Between 4 and 5 million visitors from 80 countries visit this town each year. They come to visit the Monastery of Jasna Góra, and specifically to see the 14th century Black Madonna painting which according to legend was painted by St. Luke the Evangelist (author of the Gospel of Luke in the New Testament). It is credited with many miracles, such as the story of a looter who in 1430 attacked the painting with his sword two times but fell in pain and died before he could strike it a third time (the marks from his attack are visible).
This shrine is one of the great pilgrimage spots in the world, and famous visitors have included Pope John Paul II and Pope Benedict XVI. Many pilgrims arrive on foot after journeys of as long as 20 days. The painting is in the 14th century Chapel of Our Lady and may be viewed during the day except from 12:00 – 1:30 pm and after 9:20 pm when it is covered.

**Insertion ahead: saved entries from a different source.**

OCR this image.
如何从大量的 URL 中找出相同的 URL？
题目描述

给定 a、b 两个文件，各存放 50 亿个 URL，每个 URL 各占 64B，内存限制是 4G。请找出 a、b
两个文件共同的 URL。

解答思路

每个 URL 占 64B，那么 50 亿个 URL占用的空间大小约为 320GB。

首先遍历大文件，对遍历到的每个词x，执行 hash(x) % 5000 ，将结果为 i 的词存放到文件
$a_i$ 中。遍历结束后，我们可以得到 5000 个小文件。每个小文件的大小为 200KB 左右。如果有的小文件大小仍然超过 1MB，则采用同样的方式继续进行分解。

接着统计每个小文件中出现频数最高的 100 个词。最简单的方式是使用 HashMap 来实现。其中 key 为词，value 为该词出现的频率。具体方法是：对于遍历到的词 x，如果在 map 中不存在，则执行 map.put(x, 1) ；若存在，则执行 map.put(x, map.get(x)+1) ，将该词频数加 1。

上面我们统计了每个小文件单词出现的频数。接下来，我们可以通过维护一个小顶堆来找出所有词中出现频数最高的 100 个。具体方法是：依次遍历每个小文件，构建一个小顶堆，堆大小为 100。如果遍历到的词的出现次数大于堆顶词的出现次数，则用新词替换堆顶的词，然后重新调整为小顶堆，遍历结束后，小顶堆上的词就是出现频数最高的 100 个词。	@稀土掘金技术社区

In addition to the Chapel of Our Lady, be sure to visit the Basilica which dates from the 17th century and has many Baroque features—it reminded me of monasteries in Germany and Austria (such as Melk Abbey).
Other attractions include several museums, a treasury and the Bell Tower, Poland’s tallest historic church tower at 106 meters (348 feet), which can be climbed.
Częstochowa makes a great overnight stop from Toruń to Krakow. The main street (a long Polish name which is abbreviated to NMP) running directly east from the Monastery and adjacent Park Staszica has a number of good restaurants and hotels.
We arrived in the late afternoon and visited the Monastery at sunset, which was perfect. There was an outdoor service going on during our visit, which added to the atmosphere of the setting.